On Tuesday, we interviewed West Central Area student Max Duncan for the Quality Toyota Sports Spotlight. Duncan is one of the numerous seniors that we have interviewed over the years about their future plans after high school and their upcoming or current sports season.

What caught me off guard was the young man’s discussion on virtual reality. It seems to me that he is looking into being a future creator of the ever expanding concept.

As someone who enjoys playing video games in what free time he has, I have yet to tackle the new VR offerings from the likes of Sony, Samsung and the like. The concept of playing games or watching a movie that is filmed in first-person perspective intrigues me.

When reading about the potential of virtual reality a few years ago, I related to the Nintendo’s Virtual Boy back in 1995. The red and black screen did not appeal to consumers and as a young boy, I could tell that I didn’t want to participate in something that was just a fad.

But with gaming moving away from the standard console and computer setup to mobile devices, I think virtual reality finally has a future. Graphics are improved, the companies understand earlier mistakes that they have made and this generation of consumers are more willing to adapt their play away from the standard game controller than ever before.

I’m excited to see that upcoming graduates are interested in advancing the technology.

Imagine the possibilities of a solid, well constructed virtual reality interface for the purpose of physical fitness. Someone could exercise by actually riding in the Tour de France, run the Boston Marathon or go on a destination hike. I don’t want people to think that the Nintendo Wii was the future of fitness, it was fun, but not necessarily the best form of exercise.

Even the possibility for someone that is physically disabled to experience the sights and sounds of climbing Mount Everest or surfing a giant wave. It just seems amazing.
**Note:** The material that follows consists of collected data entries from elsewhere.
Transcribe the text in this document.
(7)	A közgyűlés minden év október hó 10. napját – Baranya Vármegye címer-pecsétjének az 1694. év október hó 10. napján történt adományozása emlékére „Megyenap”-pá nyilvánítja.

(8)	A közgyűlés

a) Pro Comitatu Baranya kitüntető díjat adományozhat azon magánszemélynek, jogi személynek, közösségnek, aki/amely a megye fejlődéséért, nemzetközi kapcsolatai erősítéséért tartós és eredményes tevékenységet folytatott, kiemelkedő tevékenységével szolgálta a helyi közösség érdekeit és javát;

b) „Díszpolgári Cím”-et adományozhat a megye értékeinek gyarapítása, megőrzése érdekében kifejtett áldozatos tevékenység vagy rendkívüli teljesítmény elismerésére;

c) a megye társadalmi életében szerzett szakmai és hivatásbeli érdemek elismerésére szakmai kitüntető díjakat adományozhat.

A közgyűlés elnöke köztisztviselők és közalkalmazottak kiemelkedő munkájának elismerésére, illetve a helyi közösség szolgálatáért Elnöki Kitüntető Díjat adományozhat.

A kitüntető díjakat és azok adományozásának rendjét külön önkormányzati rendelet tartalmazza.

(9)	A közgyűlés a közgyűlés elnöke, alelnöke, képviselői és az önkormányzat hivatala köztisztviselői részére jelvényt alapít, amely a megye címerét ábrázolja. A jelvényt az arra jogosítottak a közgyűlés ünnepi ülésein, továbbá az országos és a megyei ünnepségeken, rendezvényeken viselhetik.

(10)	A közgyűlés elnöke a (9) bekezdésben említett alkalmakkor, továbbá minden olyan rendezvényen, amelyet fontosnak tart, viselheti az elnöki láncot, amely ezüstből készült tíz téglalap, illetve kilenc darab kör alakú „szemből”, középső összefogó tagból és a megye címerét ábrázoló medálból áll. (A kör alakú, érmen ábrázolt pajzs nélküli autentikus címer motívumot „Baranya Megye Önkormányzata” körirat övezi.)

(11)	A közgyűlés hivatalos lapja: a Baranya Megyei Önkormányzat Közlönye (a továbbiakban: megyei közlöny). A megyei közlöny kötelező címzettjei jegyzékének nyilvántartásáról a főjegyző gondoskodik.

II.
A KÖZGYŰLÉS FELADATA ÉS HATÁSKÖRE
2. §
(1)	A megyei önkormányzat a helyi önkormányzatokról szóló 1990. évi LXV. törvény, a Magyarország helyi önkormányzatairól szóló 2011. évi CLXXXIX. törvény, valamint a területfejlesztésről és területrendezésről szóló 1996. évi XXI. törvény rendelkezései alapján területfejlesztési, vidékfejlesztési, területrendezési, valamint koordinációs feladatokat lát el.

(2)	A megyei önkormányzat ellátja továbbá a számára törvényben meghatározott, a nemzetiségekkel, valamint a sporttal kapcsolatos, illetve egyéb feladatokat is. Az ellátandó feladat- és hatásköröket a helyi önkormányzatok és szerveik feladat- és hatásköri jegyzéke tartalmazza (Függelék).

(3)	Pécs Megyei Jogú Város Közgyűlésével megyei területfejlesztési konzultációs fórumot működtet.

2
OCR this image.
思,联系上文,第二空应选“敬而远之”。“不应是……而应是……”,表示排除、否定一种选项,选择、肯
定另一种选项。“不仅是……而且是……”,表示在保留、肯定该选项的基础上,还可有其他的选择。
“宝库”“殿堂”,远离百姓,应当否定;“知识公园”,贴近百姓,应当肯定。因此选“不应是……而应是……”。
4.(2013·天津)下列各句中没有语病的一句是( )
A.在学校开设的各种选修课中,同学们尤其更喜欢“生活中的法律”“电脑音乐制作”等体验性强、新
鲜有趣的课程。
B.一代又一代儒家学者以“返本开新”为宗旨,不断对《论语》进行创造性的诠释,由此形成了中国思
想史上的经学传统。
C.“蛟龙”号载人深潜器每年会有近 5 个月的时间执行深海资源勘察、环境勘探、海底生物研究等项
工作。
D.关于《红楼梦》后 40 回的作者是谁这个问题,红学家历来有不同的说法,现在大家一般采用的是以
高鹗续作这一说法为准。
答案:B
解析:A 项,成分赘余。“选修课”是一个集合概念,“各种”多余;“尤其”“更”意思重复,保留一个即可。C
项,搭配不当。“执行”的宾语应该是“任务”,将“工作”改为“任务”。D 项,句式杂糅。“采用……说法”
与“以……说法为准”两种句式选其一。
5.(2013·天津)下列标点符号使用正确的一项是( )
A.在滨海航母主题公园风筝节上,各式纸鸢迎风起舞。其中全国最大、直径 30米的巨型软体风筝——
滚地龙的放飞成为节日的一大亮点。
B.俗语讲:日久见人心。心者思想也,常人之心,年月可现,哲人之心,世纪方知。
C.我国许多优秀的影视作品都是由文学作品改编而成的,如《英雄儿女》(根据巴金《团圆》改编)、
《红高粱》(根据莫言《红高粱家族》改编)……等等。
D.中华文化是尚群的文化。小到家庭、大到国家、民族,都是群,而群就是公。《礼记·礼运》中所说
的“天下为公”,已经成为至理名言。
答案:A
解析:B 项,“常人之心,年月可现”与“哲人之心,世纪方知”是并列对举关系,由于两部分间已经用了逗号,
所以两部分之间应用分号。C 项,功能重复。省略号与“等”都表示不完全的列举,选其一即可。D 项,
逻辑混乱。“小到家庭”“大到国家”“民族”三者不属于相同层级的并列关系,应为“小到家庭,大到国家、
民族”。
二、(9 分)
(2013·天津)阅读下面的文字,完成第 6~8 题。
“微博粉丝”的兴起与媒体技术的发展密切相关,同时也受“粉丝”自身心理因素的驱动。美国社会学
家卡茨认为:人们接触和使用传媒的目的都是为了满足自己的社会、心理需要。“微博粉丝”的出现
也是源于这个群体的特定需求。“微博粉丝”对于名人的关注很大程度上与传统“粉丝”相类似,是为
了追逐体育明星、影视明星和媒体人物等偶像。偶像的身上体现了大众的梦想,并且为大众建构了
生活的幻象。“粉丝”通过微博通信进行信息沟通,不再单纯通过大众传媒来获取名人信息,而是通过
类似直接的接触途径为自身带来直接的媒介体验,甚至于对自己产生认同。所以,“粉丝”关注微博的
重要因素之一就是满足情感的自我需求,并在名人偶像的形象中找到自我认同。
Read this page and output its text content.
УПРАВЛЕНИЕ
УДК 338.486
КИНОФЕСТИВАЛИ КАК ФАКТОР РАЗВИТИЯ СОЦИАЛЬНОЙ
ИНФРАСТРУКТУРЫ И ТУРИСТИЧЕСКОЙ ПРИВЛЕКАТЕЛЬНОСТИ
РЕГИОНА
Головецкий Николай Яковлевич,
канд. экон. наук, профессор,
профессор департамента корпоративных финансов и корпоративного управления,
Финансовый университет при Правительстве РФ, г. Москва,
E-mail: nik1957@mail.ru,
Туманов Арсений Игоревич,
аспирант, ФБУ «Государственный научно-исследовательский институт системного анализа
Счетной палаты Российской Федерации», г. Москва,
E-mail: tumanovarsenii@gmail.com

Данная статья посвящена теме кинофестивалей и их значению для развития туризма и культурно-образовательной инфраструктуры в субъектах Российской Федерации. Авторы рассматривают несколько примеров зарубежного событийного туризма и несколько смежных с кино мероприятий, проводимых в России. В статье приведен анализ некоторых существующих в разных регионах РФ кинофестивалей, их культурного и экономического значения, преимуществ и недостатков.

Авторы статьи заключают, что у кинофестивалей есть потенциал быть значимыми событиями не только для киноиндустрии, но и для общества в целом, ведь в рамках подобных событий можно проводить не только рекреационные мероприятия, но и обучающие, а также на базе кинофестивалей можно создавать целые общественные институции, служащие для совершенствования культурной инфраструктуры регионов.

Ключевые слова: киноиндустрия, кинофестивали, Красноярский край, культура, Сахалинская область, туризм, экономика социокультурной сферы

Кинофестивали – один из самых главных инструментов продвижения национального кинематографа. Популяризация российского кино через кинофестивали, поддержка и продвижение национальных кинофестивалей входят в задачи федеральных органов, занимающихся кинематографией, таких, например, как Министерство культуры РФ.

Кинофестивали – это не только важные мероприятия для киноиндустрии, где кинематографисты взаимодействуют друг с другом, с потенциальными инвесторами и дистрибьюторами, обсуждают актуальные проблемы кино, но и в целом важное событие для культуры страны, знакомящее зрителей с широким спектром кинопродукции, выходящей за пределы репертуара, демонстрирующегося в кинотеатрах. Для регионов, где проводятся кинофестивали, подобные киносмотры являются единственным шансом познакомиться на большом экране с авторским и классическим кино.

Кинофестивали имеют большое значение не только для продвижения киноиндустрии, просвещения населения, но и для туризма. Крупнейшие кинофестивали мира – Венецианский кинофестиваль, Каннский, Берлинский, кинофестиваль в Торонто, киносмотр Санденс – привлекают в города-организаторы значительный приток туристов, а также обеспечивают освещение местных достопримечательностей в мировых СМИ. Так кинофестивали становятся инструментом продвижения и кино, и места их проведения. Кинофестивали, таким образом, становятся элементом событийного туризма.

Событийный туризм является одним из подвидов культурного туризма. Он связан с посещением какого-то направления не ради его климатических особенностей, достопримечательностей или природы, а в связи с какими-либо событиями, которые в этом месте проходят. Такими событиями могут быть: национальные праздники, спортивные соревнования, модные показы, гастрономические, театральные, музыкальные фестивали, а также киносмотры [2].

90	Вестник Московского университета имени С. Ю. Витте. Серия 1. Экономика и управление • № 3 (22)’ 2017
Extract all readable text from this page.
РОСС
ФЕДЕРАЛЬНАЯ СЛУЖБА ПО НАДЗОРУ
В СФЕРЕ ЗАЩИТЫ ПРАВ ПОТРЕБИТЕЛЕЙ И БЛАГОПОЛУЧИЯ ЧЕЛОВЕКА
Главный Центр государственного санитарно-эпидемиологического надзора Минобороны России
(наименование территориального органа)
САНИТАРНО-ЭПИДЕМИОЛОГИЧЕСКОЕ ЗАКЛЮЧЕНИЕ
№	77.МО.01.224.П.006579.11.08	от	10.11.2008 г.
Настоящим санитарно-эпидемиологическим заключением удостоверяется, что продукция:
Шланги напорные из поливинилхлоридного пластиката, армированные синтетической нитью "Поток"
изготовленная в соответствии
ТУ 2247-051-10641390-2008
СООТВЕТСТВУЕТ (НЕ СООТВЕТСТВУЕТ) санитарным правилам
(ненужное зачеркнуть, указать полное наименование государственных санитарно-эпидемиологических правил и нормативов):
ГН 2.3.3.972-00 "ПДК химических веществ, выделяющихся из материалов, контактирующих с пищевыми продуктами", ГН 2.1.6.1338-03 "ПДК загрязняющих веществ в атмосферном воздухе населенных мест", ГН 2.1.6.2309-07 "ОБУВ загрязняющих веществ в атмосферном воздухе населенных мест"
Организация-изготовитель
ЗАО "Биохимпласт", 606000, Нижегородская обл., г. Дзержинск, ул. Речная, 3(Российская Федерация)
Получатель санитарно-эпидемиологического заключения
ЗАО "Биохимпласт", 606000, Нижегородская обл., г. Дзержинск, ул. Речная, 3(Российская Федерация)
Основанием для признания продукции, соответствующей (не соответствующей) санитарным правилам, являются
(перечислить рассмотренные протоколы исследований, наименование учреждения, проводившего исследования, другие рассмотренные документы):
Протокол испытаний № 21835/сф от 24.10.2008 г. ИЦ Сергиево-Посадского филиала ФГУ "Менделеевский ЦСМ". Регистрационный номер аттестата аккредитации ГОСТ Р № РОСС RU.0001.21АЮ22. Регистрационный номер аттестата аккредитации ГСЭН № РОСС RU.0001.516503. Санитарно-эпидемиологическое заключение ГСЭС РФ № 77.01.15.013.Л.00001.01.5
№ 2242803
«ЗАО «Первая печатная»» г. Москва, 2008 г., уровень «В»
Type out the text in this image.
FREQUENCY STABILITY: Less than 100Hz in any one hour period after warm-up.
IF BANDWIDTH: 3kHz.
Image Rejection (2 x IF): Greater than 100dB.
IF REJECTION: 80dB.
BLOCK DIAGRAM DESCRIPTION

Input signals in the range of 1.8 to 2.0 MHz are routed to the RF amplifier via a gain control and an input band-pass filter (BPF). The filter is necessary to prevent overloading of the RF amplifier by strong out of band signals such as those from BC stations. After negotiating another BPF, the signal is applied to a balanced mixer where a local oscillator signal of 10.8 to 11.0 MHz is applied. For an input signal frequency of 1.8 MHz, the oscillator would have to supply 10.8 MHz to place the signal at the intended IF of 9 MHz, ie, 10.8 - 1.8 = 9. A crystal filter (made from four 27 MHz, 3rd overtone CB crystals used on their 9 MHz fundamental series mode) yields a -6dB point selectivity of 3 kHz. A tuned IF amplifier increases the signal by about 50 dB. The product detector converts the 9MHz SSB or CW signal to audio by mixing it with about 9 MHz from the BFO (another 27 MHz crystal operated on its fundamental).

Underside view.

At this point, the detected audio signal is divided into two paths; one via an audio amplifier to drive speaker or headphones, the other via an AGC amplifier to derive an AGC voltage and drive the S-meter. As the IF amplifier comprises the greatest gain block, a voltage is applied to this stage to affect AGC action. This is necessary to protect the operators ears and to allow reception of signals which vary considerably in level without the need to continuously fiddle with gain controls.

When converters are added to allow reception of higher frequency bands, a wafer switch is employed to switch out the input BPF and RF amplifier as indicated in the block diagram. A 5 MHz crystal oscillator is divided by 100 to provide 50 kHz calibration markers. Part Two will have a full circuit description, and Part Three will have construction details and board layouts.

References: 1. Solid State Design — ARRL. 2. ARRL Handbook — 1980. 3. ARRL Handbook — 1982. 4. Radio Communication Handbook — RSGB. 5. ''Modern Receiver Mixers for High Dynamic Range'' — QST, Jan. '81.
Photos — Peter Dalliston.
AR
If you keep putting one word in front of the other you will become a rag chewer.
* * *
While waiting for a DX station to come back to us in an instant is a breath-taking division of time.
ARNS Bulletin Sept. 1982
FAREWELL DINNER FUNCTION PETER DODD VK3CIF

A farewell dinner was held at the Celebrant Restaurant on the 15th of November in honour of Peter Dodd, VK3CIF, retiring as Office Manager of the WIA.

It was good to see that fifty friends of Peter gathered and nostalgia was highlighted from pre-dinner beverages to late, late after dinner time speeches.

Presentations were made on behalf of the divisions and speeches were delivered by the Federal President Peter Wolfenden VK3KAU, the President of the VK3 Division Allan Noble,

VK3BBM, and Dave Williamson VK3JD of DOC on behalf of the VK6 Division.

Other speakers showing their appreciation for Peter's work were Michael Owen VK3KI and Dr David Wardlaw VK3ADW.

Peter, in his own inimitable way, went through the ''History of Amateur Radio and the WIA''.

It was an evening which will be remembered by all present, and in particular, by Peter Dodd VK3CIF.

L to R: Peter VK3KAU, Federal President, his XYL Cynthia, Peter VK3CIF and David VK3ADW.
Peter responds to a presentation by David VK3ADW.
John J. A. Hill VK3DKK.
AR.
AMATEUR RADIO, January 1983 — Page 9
Duncan spoke of advancing the technology in more than just sight and sound. When all five senses can experience a computer generated moment, that is when the real excitement will begin.

I also would like to mention the Nintendo Switch, a console that is both mobile and stationary, that recently came out. At the advent of mobile gaming on cell phones, I had discussed with several friends why the capability of gaming has not advanced to where you could play at home on your TV and then hit the road with your console in a portable version, playing the same game from your last save point. The Switch has finally allowed gamers the opportunity to play a game like Madden football or MLB The Show and not have to quit in between quarter or inning.

I know the last generation is critical of how much TV and video games that their children were playing, but the current generation of parents are looking at technology as a way to make life both fun and easier for their children.


Lastly, I want to thank several people for the outcry of support as I enter my new position at the Daily Journal.

I heard from people in the community that I have met only once to friends that I haven’t spoken with for several years.

I appreciate your well wishes and support. I’ve enjoyed the last week or so of new responsibilities, new obstacles and new fun.